Mark’s conduct in the flat where I was staying at 7 Bina Gardens (he bought a flat beneath it himself a few weeks afterwards), still brings a smile to my face twenty-four years later. I went into the kitchen to get us something to drink, and, when I returned, there was Mark, stark naked from the waist down, with a proud and magnificent erection.
‘What do you think you’re doing?’ I snapped, rather angry that he had jumped the gun in such an unmistakable way. Had I said yes yet? Had I even indicated anything so much as a possible maybe? Such presumption really was insupportable.
‘I’m shy. I like you and I didn’t know how to tell you.’
‘Well, you don’t look shy to me. Indeed, you look rather proud,’ I retorted. ‘Now, please put your trousers back on.’
Mark pulled on his trousers sheepishly, battling for a good minute or two with his steely member before it relaxed enough to be tucked away. Unsurprisingly, poor Mark never tried to get into my knickers again, although he has always been affable whenever I have seen him since.

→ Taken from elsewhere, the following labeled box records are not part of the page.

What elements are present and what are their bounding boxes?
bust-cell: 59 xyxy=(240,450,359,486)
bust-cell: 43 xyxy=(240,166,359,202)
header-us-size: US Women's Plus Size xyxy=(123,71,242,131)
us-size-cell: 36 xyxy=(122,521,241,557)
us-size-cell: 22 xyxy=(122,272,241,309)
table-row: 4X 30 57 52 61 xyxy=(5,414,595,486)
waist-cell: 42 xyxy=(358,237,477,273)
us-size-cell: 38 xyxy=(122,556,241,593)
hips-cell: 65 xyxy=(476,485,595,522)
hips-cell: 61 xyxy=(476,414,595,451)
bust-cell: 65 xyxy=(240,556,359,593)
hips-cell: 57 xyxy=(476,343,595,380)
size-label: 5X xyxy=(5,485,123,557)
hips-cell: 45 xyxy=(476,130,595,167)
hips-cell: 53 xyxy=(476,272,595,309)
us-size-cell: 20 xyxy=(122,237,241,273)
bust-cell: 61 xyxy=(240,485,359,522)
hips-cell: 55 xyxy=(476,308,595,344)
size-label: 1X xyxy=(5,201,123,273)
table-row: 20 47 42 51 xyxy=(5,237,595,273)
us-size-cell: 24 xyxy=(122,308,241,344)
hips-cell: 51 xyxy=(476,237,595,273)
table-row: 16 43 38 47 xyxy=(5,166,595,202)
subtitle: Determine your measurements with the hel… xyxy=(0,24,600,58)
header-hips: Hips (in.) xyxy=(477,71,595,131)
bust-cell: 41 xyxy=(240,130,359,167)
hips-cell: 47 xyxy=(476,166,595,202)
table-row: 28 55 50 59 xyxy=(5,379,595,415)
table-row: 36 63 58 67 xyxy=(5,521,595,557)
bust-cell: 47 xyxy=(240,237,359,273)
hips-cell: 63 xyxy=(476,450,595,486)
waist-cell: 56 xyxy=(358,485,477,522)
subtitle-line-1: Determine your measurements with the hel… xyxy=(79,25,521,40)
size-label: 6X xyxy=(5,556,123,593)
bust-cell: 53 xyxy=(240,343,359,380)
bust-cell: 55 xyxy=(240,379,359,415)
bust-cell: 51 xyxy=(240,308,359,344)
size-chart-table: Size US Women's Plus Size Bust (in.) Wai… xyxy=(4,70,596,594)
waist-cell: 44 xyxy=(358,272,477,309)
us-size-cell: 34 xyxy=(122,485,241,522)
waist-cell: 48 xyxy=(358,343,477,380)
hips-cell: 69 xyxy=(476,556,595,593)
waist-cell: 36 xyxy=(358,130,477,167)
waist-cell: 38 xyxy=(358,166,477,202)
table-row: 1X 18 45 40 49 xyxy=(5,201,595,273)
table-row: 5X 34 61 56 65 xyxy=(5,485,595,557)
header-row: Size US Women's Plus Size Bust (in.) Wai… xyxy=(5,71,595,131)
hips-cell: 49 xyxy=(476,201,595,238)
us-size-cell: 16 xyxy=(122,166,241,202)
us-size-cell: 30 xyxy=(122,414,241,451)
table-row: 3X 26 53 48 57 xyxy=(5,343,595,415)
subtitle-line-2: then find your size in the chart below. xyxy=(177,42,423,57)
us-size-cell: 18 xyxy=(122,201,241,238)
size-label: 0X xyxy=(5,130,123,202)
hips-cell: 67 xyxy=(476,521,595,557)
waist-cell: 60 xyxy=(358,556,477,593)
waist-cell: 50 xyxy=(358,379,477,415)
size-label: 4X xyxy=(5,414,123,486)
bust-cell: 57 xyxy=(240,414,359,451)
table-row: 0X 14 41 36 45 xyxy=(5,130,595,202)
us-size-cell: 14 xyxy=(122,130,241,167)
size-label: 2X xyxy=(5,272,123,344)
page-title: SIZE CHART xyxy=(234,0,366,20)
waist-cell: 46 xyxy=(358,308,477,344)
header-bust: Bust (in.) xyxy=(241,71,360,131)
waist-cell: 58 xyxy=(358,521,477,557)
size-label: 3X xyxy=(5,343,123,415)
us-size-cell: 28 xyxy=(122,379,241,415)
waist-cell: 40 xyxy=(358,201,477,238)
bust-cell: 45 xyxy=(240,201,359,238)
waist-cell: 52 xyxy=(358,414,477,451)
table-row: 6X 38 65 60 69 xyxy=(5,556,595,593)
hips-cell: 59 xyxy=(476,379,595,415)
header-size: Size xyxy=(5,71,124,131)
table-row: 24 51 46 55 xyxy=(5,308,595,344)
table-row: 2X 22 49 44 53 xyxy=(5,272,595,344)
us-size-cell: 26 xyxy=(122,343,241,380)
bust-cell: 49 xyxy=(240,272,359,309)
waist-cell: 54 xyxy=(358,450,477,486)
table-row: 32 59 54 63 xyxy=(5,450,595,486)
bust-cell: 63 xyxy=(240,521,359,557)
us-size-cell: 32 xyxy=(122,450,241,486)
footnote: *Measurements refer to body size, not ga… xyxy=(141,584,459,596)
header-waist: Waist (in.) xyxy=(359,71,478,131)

My encounter with Mark Shand would not have taken place if my relationship with Ian had not come to an end the way it did. Two weeks of the Newbury countryside was enough to kill any interest I had in continuing an intimate relationship with him. While I enjoyed his company and that of his friends – notably Vickie Learmont (Lady Valentine Thynne), Henry, Earl Sondes and Confrey Phillips, the band-leader – and the time we spent in London at places like the Clermont Club, where the Earl of Lucan and Margaret, Duchess of Argyll’s first husband, Charlie Sweeny, were regular fixtures, I simply could not abide being buried in rural England. One morning I woke up and simply couldn’t face another barren day with Ian puttering in the garden. I reached for the telephone and rang Mary Anne Innes-Ker, a friend from Jamaica, to ask her if I could go and stay with her until I found somewhere else. Sarah was delayed in California, and God knew where Jackie and Ari were, so Greece was on hold. After a week at Mary Anne’s, I moved into the flat at Bina Gardens, sharing with two other girls. One of them, Diana Ballard, became a good friend. I was also fortunate that quite a few friends I knew from Jamaica lived in London. Most of these were well placed, so my introductions were impeccable. Bobby Alexander, for instance, owned a bloodstock agency with offices in Piccadilly where David Cecil, brother of the leading trainer, Henry, worked. His office was
staffed with girls from good English families who were my age and became friends. One of them shared a house with Georgina Blunt, who was an object of adoration to Prince Michael of Kent (handsome and unassuming then, before he married the impossibly grand German ‘socialite’ Marie-Christine von Reibnitz and grew that fluffy beard which I find repellent, but which makes people say that he looks like his grandfather, King George, and the last Czar).